Der Anbieter Scalable Capital nutzt bei der Risikoberechnung die Kennzahl Value at Risk [hier nachzulesen ]. Wird das Risiko zu hoch, fängt der Algorithmus an, das Portfolio so umzuschichten, dass das Risiko entsprechend der Risikoneigung verringert wird. Diese Kennzahl hat der Anleger vorab selbst bestimmt und kann so das maximale Verlustrisiko in einem bestimmten Zeitraum festlegen. Der Anleger weiß also, ob er zum Beispiel fünf, zehn oder 20,0 Prozent Verlust pro Jahr hinnehmen würde. Wird der festgelegte Verlust überschritten, greift der Algorithmus ein. Der Anbieter Whitebox hingegen nutzt die Kennzahl Conditional Value at Risk (CVaR). Dieser gibt neben der Wahrscheinlichkeit auch die mögliche Verlusthöhe an. Dabei wird eine Soll-Allokation des Portfolios mit der aktuellen Umsetzung verglichen und entsprechend angepasst; wobei kleine Schwankungen auf einzelnen Positionen zunächst toleriert werden, um unnötige Umschichtungsgebühren zu vermeiden.

Welche Robo-Advisor werden empfohlen? Im Vergleich zu den großen amerikanischen Anbietern sind deutsche Robo-Advisor noch recht teuer. Bis zu 144,0 Prozent Unterschied kann das ausmachen. Um langfristig konkurrieren zu können, müssen die Robo-Advisor das Gebührenproblem lösen, was maßgeblich durch die hohen Marketingkosten verursacht wird. Diese sind aber noch nötig, um überhaupt wahrgenommen zu werden.
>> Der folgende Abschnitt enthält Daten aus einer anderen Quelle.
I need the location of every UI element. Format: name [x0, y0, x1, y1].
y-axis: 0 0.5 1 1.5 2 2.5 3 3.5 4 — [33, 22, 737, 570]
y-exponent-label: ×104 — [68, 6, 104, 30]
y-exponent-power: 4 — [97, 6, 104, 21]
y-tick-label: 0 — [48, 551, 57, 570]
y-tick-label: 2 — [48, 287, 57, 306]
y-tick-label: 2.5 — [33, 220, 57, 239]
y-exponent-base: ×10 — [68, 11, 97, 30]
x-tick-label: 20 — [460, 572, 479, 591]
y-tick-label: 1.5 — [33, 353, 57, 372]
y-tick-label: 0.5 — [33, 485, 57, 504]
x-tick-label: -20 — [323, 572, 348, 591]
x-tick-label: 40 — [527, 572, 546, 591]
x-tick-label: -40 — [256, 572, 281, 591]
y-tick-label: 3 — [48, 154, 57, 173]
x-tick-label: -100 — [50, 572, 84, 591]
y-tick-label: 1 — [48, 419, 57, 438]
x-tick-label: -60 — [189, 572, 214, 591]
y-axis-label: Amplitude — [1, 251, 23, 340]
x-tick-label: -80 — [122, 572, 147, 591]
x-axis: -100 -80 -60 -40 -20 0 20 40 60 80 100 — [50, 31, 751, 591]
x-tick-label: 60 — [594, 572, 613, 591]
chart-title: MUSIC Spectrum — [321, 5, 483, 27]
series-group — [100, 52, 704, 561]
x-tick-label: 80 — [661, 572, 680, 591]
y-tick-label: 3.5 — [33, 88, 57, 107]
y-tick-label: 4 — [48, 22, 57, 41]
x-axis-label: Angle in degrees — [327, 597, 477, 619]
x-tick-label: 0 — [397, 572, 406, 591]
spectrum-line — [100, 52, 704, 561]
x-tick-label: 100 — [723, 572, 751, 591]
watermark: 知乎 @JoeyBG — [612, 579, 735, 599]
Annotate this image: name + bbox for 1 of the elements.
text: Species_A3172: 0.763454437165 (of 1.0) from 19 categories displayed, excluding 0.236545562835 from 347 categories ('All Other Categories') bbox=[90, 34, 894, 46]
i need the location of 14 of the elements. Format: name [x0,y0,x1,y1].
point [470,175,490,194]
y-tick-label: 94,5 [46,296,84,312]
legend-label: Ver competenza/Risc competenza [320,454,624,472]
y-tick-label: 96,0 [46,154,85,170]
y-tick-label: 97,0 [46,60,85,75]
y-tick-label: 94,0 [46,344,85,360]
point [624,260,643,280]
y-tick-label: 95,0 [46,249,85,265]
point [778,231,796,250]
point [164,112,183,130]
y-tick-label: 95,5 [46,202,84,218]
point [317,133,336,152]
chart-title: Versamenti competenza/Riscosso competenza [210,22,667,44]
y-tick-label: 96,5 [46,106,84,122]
Der deutsche Anleger ist eher konservativ und muss aufwendig überzeugt werden. Wer sich etwas mit den Märkten auskennt, kann aber auch selber aktiv werden. So können ETF-Sparpläne als Alternative gegenüber deutschen Robo-Advisor angesehen werden. Ein normales ETF-Portfolio könne jeder Privatanleger selbst zusammenstellen – eine Raketenwissenschaft sei das nicht, so Vogt. Anleger würden dann rund 0,5 Prozent Gebühren sparen. Auf 13 Jahre gerechnet mache das bei einem ursprünglichen Anlagebetrag von 10.000 Euro ganze 1.517 Euro mehr Gewinn für Anleger, die selbst Hand anlegten.

Nun kennt aber eben nicht jeder Anleger die Märkte und will vielleicht trotzdem auf einen Fondsmanager verzichten. Gerade dafür empfiehlt robo-advisor.de die Anbieter von Whitebox oder Scalable Capital. Beide schichten aktiv um und arbeiten so regelmäßig für Ihr Geld. Besonders Scalable Capital konnte zeigen, dass das Risikomanagement im Jahr 2016 positiv überzeigt hat. Die Performance war so gut, dass sie gegenüber den Märkten wesentlich weniger verloren haben. Wenn das so weitergeht, bieten Robo-Avisor äußerst vernünftige Anlagestrategien, die wohlwollend und hoffentlich langfristig empfohlen werden können.